Question

Which statement is not correct? (a) \(\mathrm{La}(\mathrm{OH})_{3}\) is less basic than \(\mathrm{Lu}(\mathrm{OH})_{3}\) (b) in lanthanide series, ionic radius of \(\mathrm{Ln}^{3+}\) ions decreases (c) La is actually an element of transition series (d) atomic radius of \(\mathrm{Zn}\) and Hf are same because of lanthanide contraction

Short answer

The incorrect statements are (a) and (c).

Step-by-step solution

Understand the nature of the compounds

We need to consider the basicity of the hydroxides \(\mathrm{La(OH)}_{3}\) and \(\mathrm{Lu(OH)}_{3}\). Basicity tends to decrease across the lanthanide series due to increased nuclear charge, so \(\mathrm{La(OH)}_{3}\) should be more basic than \(\mathrm{Lu(OH)}_{3}\). Thus, statement (a) is incorrect.

Analyze the ionic radius trend

The statement (b) mentions the ionic radius of \(\mathrm{Ln}^{3+}\) ions. In the lanthanide series, the ionic radius does decrease across the series due to the lanthanide contraction. Hence, statement (b) is correct.

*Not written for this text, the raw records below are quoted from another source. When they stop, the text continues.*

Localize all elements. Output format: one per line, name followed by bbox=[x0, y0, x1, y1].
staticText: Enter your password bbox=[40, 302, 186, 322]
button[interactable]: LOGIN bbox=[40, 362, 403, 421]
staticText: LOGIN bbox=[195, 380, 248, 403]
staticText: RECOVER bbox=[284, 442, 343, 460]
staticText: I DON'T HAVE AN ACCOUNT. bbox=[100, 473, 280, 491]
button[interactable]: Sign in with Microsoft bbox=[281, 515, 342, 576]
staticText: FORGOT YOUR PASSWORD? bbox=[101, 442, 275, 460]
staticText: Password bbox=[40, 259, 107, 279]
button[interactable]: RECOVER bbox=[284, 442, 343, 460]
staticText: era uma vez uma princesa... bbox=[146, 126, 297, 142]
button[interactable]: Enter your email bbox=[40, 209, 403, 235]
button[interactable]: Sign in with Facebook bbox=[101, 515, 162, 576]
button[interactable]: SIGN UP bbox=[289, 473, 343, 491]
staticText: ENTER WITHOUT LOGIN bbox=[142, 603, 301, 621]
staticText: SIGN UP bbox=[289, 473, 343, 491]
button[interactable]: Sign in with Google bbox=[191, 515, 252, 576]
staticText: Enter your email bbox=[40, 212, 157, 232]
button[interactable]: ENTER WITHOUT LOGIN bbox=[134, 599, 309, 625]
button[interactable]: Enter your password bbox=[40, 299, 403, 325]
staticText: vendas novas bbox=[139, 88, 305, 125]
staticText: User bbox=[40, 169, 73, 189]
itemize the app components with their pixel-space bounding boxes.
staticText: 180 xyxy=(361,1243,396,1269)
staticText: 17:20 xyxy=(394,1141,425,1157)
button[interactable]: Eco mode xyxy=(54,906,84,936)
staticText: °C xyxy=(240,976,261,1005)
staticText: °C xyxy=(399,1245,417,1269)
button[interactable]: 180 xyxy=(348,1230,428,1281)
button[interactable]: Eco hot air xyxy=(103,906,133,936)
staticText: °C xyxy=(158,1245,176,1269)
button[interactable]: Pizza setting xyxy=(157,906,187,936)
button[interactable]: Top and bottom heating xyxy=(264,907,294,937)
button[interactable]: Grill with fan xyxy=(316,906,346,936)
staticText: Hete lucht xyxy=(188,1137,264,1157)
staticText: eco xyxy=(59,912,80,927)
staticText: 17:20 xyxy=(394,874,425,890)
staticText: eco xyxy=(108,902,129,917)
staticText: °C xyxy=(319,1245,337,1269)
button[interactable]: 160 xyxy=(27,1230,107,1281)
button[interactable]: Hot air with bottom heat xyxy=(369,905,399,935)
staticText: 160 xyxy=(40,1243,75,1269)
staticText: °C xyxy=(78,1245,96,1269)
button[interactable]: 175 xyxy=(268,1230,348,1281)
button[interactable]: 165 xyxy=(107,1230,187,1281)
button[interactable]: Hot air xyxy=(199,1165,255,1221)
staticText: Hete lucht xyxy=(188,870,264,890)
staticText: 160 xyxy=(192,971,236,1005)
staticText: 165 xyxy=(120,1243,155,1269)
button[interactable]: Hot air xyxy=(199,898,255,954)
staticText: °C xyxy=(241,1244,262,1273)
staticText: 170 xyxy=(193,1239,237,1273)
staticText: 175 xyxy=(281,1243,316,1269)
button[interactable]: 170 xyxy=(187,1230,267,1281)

Check if La is a transition element

Statement (c) asserts that La is a transition element. Lanthanum (La) is often considered the first element of the lanthanide series and is not a part of the transition metals. Hence, statement (c) is incorrect.

Compare atomic radii

Statement (d) claims that the atomic radii of Zn and Hf are the same due to lanthanide contraction. This is actually a correct observation; the lanthanide contraction affects the 4d and 5d series, causing elements like Hf to have atomic radii similar to those of elements like Zn. Therefore, statement (d) is correct.

Key concepts

Ionic radius trend in Lanthanides

In the lanthanide series, the ionic radius of the \(Ln^{3+}\) ions exhibits a significant trend that is quite distinctive. As you move from lanthanum (La) to lutetium (Lu) across the series, the ionic radii decrease. This systematic reduction is known as the "lanthanide contraction."

What drives this contraction? As we progress through the lanthanide series, electrons are added to the 4f orbitals, which are inner shells. These added electrons don't shield each other effectively from the attraction of the nucleus.

Thus, as protons are added to the nucleus without sufficient shielding, the nuclear charge pulls the electron cloud closer, resulting in decreased ionic size.

Key points about lanthanide contraction include:

• The contraction is gradual, affecting each element slightly in series.
• This contraction influences the chemistry of heavier elements found later in the periodic table, as seen with hafnium having similar atomic size to zirconium.

Basicity of Lanthanide Hydroxides

In consideration of the lanthanide hydroxides like \(\mathrm{La(OH)}_{3}\) and \(\mathrm{Lu(OH)}_{3}\), their basicity shows a clear trend across the lanthanide series.

At the beginning of the series, lanthanum hydroxide \(\mathrm{La(OH)}_{3}\) is more basic compared to lutetium hydroxide \(\mathrm{Lu(OH)}_{3}\). This is due to the decreasing ionic size caused by lanthanide contraction, which leads to an increase in the effective nuclear charge on the hydroxide ions.

As a result:

• The electron cloud becomes denser and more tightly held by the nucleus.
• Consequently, the ability of the lanthanide hydroxides to release hydroxide ions in solution decreases.
• This results in lower basicity as you move from La to Lu.

Keep in mind that basicity and electron cloud distribution are interconnected, and this principle emphasizes the unique behaviors of lanthanides.

Characteristics of Transition Elements

Transition elements, forming a crucial part of the periodic table, exhibit unique characteristics that make them stand apart from other elements.

These elements, sitting between groups 3 and 12, typically have partially filled \(d\) or \(f\) orbitals. This electronic configuration results in various interesting properties:

• **Variable Oxidation States:** The availability of \(d\) electrons allows transition elements to exhibit multiple oxidation states.
• **Complex Formation:** Their ability to form stable complexes with ligands is due to vacant \(d\) orbitals that can accept electron pairs.
• **Magnetic Properties:** Many are paramagnetic because of unpaired electrons in the \(d\) orbitals.
• **Catalytic Properties:** As part of chemical reactions, transition metals often serve as catalysts due to their ability to change oxidation states.

The lanthanide contraction we discussed earlier also affects transition metals. For example, elements like hafnium (Hf) have similar atomic radii to zirconium, facilitating the use of these elements in technology and industry.